14ymedio, Havana, 21 April 2017 — The headquarters of the Captain Tondique project in the municipality Matancero de Colón, was raided Friday by combined Police and State Security forces, according to a report received by this newspaper from Yelena Marrero Burunate, daughter of Caridad Burunate, the activist who owns the property.
The house, located at #163 Mesa Street, was raided from the early hours of dawn until one o’clock in the afternoon, Marrero explained.
“From seven in the morning they undertook a search, they came for the Tondique equipment and supplies, they took everything. The cauldrons, our food, everything. They did not explain anything to us, they took the benches we used.

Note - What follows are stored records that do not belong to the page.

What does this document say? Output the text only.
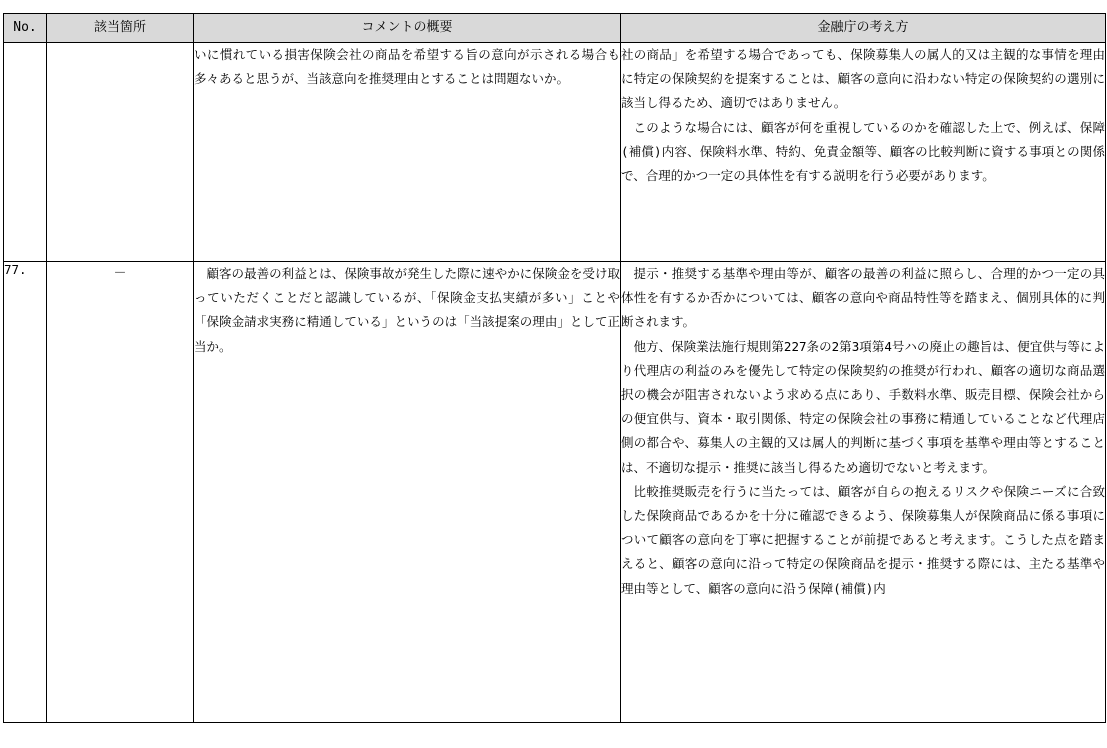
No.	該当箇所	コメントの概要	金融庁の考え方

		いに慣れている損害保険会社の商品を希望する旨の意向が示される場合も多々あると思うが、当該意向を推奨理由とすることは問題ないか。	社の商品」を希望する場合であっても、保険募集人の属人的又は主観的な事情を理由に特定の保険契約を提案することは、顧客の意向に沿わない特定の保険契約の選別に該当し得るため、適切ではありません。
このような場合には、顧客が何を重視しているのかを確認した上で、例えば、保障(補償)内容、保険料水準、特約、免責金額等、顧客の比較判断に資する事項との関係で、合理的かつ一定の具体性を有する説明を行う必要があります。

77.	－	顧客の最善の利益とは、保険事故が発生した際に速やかに保険金を受け取っていただくことだと認識しているが、「保険金支払実績が多い」ことや「保険金請求実務に精通している」というのは「当該提案の理由」として正当か。	提示・推奨する基準や理由等が、顧客の最善の利益に照らし、合理的かつ一定の具体性を有するか否かについては、顧客の意向や商品特性等を踏まえ、個別具体的に判断されます。
他方、保険業法施行規則第227条の2第3項第4号ハの廃止の趣旨は、便宜供与等により代理店の利益のみを優先して特定の保険契約の推奨が行われ、顧客の適切な商品選択の機会が阻害されないよう求める点にあり、手数料水準、販売目標、保険会社からの便宜供与、資本・取引関係、特定の保険会社の事務に精通していることなど代理店側の都合や、募集人の主観的又は属人的判断に基づく事項を基準や理由等とすることは、不適切な提示・推奨に該当し得るため適切でないと考えます。
比較推奨販売を行うに当たっては、顧客が自らの抱えるリスクや保険ニーズに合致した保険商品であるかを十分に確認できるよう、保険募集人が保険商品に係る事項について顧客の意向を丁寧に把握することが前提であると考えます。こうした点を踏まえると、顧客の意向に沿って特定の保険商品を提示・推奨する際には、主たる基準や理由等として、顧客の意向に沿う保障(補償)内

There were more than twenty people in here,” said the activist via telephone.
“We told them that without a search warrant they couldn’t come in and they were looking for it,” the woman explained.
Caridad Burunate and Francisco Rangel, the mother and uncle of Marrero are in custody. “Everything happened in the presence of my grandmother Raquel Gomez, an 88-year-old woman,” she added.
“The search lasted until one o’clock in the afternoon and they took away our cell phones.”
The community initiative Captain Tondique has working since April 2013 to help those who live on the streets and homeless people, offering them a plate of food every Thursday
The Captain Tondique community initiative has been working since April 2013 to help those who live on the streets and people who are homeless, offering them a plate of food every Thursday.
Felix Navarro denounced to 14ymedio that the search warrant alleged the crime of “illicit enrichment and abetting” and that Francisco Rangel’s home, a few yards from the project headquarters, at #125 Calle Pedro Betancourt, was also raided “at the same time.”
Navarro explains that the operation was carried out at a provincial level and included his home in Perico, which in the afternoon hours was still “surrounded by members of the State Security.”
According to the government opponent, when he tried to leave his house he was told by Officer Darío Torres Barrios that if he “went out” he would be arrested.
“Other activists of the province remain in their homes in the same situation of being under surveillance,” denounced Navarro.
The organization reported that on other occasions the political police have placed loudspeakers in the vicinity of the headquarters or closed the surrounding streets to prevent their work and intimidate the activists.